Эх, надвигалась беда на Умань, а шляхта беззаботная и ухом не вела. Одни евреи, вечно гонимые, чутьем звериным инстинктивным, понимали – быть беде. Все знали, про все ведали. Спасения искали. Пошли старейшины еврейские до панов Цесельского и Младановича, кланялись низко, трясли бородами и пейсами длиннющими:

- Надобно панам ясновельможным опасаться сильно сотника Гонту. Верные люди сказывали обижен он на шляхту. Подбивал на бунт старого Дуску, только помер тот на днях, ныне Гонта над всеми козаками уманьскими за главного. Коли не запрете сотника, пан ясновельможные, беде быть. Железняк уже неподалеку от Умани. Переметнется Гонта к нему. Просим защиты у вас, панов великодушных, а в знак признательности нашей, что не откажете евреям бедным, примите подношение в три тыщи золотых червонцев.
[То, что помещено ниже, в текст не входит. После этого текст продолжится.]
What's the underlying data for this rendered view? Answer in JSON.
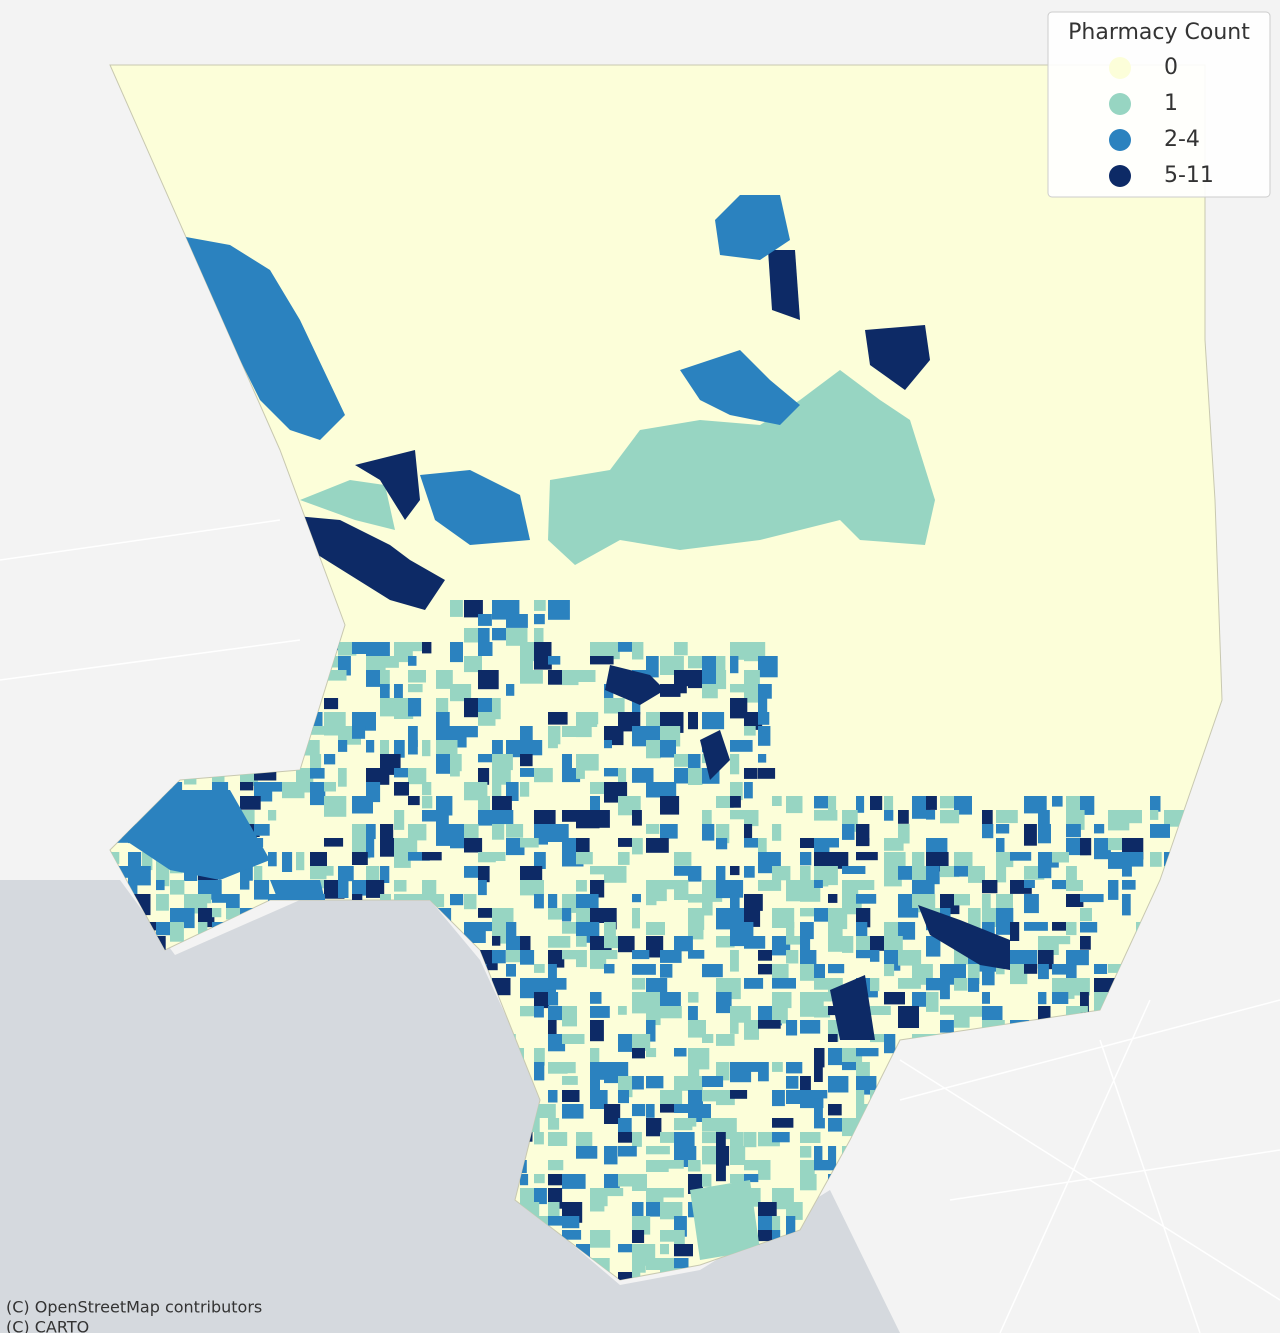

Переглянулись Цесельский с Младановичем. Железняк-то где еще, стены у нас крепкие, комендант надежный, пушки имеются, а золото… вот оно. Кивнули важно, защиту пообещали. И вызвали Гонту срочно в город. Прискакал сотник и в кандалы тут же взят был. Народ на площади собрали, быстро виселицу соорудили. Но в толпе многие хмурились, знали сотника, как доброго козака, как любимца самого воеводы киевского Потоцкого. Не стерпела пани Обуховская, вдова полковничья, за всех крикнула Цесельскому:

- Не гоже пана Гонту по навету казнить! Всем ведомо, как любит его пан Салезы Потоцкий! Оставьте в живых, ручаюсь за него!